The title says it all, doesn’t it?
Amazingly, people who have already suffered heart trouble, diabetes or other lifestyle-related illnesses —people who intimately know the consequences of their behaviors — often have an especially hard time turning things around. It seems it takes more than a wake-up call, even a life-threatening one, to get people to give up their unhealthful ways.
At least 40% of smokers who survive a heart attack are still puffing away a year later.

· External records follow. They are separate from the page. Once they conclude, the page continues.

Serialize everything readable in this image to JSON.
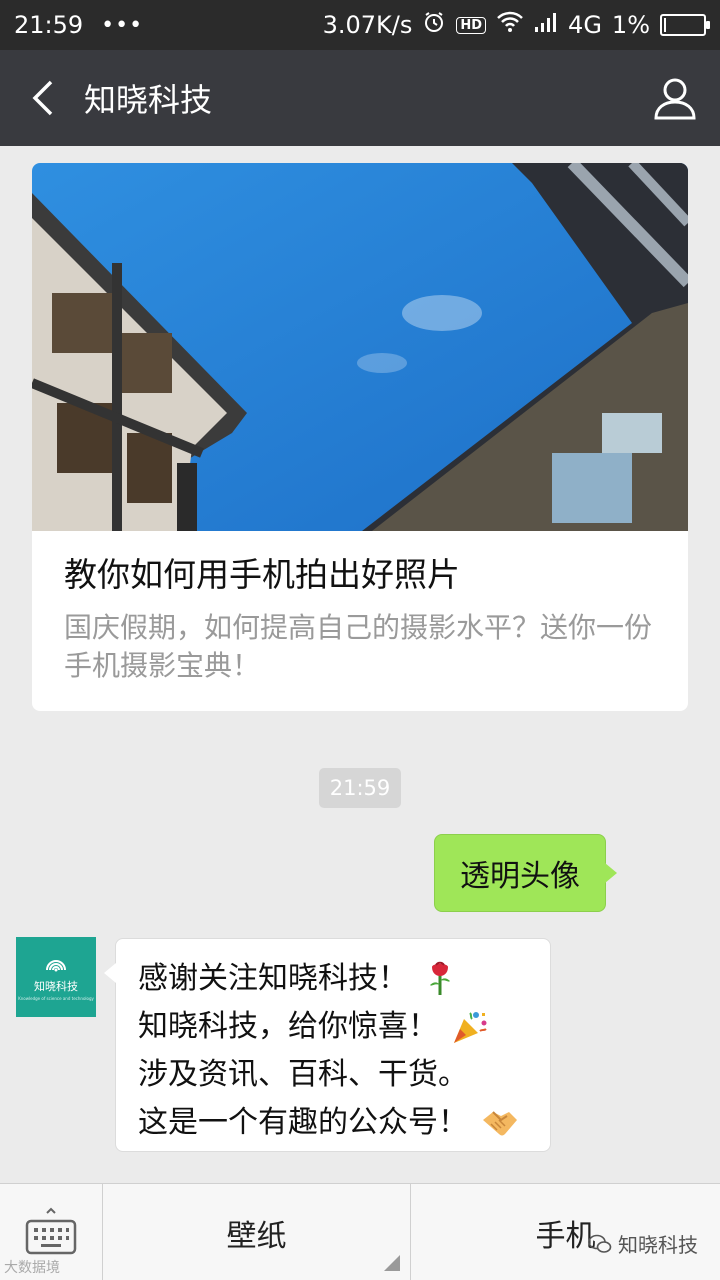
{
  "status_bar": {
    "time": "21:59",
    "dots": "•••",
    "network_speed": "3.07K/s",
    "hd": "HD",
    "network_type": "4G",
    "battery": "1%",
    "battery_level": 0.01
  },
  "header": {
    "title": "知晓科技"
  },
  "article": {
    "title": "教你如何用手机拍出好照片",
    "description": "国庆假期，如何提高自己的摄影水平？送你一份手机摄影宝典！"
  },
  "chat": {
    "timestamp": "21:59",
    "sent_message": "透明头像",
    "avatar_text": "知晓科技",
    "avatar_subtext": "Knowledge of science and technology",
    "received_lines": [
      {
        "text": "感谢关注知晓科技！",
        "emoji": "rose-emoji"
      },
      {
        "text": "知晓科技，给你惊喜！",
        "emoji": "party-popper-emoji"
      },
      {
        "text": "涉及资讯、百科、干货。",
        "emoji": ""
      },
      {
        "text": "这是一个有趣的公众号！",
        "emoji": "handshake-emoji"
      }
    ]
  },
  "menu": {
    "item1": "壁纸",
    "item2": "手机",
    "watermark": "知晓科技",
    "watermark_left": "大数据境"
  },
  "colors": {
    "status_bar": "#2b2b2b",
    "title_bar": "#393a3f",
    "background": "#ebebeb",
    "sent_bubble": "#9fe658",
    "avatar": "#1ea592"
  }
}
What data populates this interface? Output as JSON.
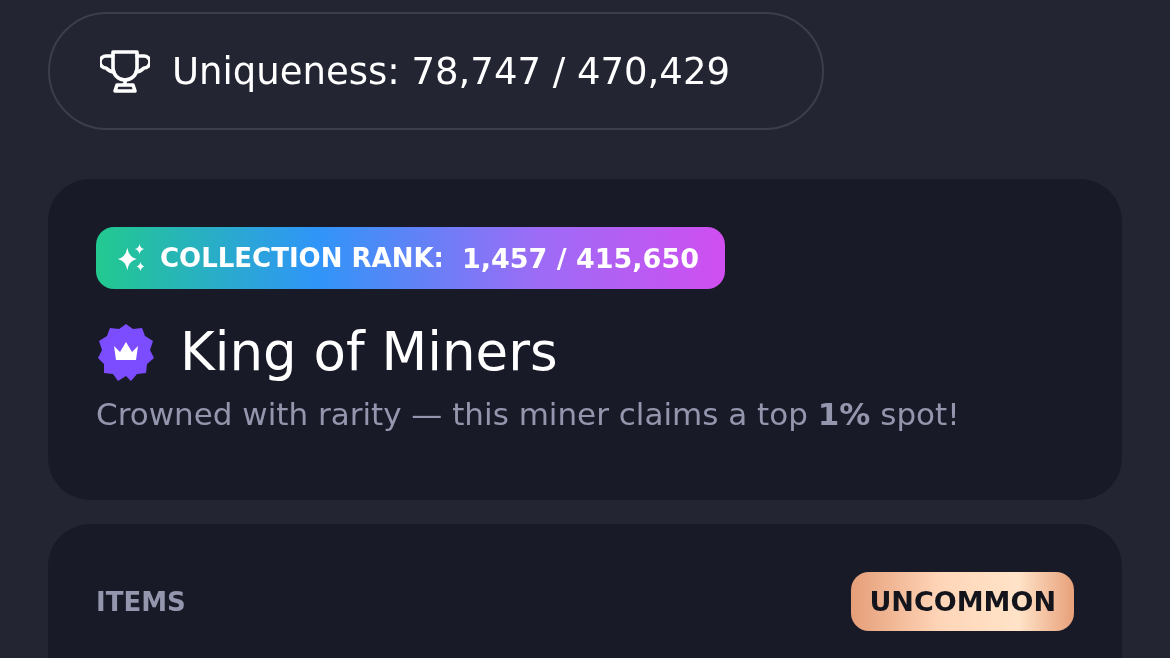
{
  "uniqueness": {
    "text": "Uniqueness: 78,747 / 470,429"
  },
  "rank_card": {
    "rank_label": "COLLECTION RANK:",
    "rank_value": "1,457 / 415,650",
    "title": "King of Miners",
    "subtitle": "Crowned with rarity — this miner claims a top **1%** spot!"
  },
  "items_card": {
    "heading": "ITEMS",
    "rarity": {
      "label": "UNCOMMON",
      "kind": "uncommon"
    }
  }
}
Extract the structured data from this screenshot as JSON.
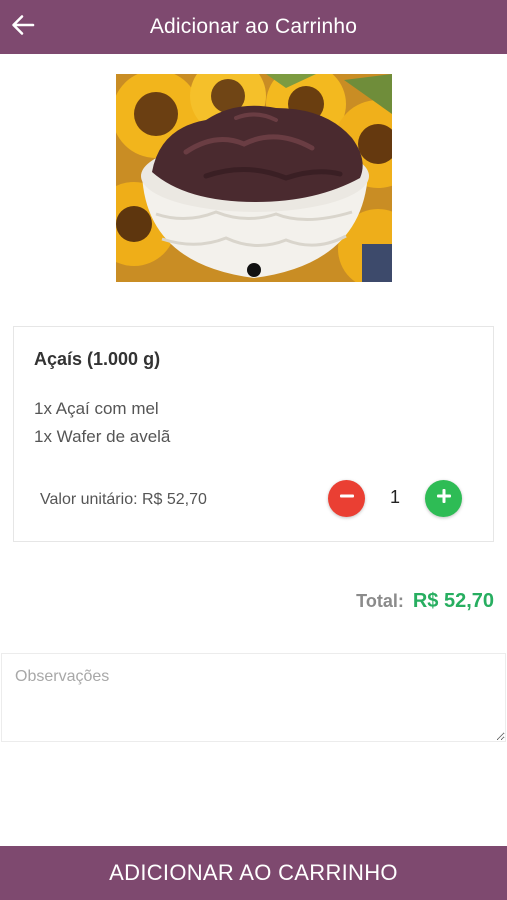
{
  "header": {
    "title": "Adicionar ao Carrinho",
    "back_icon": "arrow-left-icon",
    "background": "#7e496f"
  },
  "product_image": {
    "carousel_count": 1,
    "active_index": 0
  },
  "item": {
    "name": "Açaís (1.000 g)",
    "addons": [
      "1x Açaí com mel",
      "1x Wafer de avelã"
    ],
    "unit_price_label": "Valor unitário: R$ 52,70",
    "quantity": "1",
    "minus_icon": "minus-icon",
    "plus_icon": "plus-icon",
    "minus_color": "#ea3f33",
    "plus_color": "#2ebc55"
  },
  "total": {
    "label": "Total:",
    "value": "R$ 52,70",
    "value_color": "#27ae60"
  },
  "notes": {
    "placeholder": "Observações",
    "value": ""
  },
  "footer": {
    "button_label": "ADICIONAR AO CARRINHO",
    "background": "#7e496f"
  }
}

And you might think that an overweight person would slim down after a heart attack. But often, not so. Researchers at Washington University in St. Louis followed a group of more than 1,200 overweight men and women for a year following a heart attack. Their study, published in the American Heart Journal in 2007, found that individuals lost an average of just 0.2% of their body weight. For a 220-pound man, that would translate to less than 1 pound of weight loss.
I’ve known people like this… some are simply fatalistic while others are (apparently) in denial. It’s their choice, of course, although it’s a head-scratcher for the rest of us, for sure.
May 23, 2011
Head-scratcher for sure. I just don’t get it. It seems to me if you are doing something that causes a major health issue, you would stop.
Obviously I am not smart enough to understand.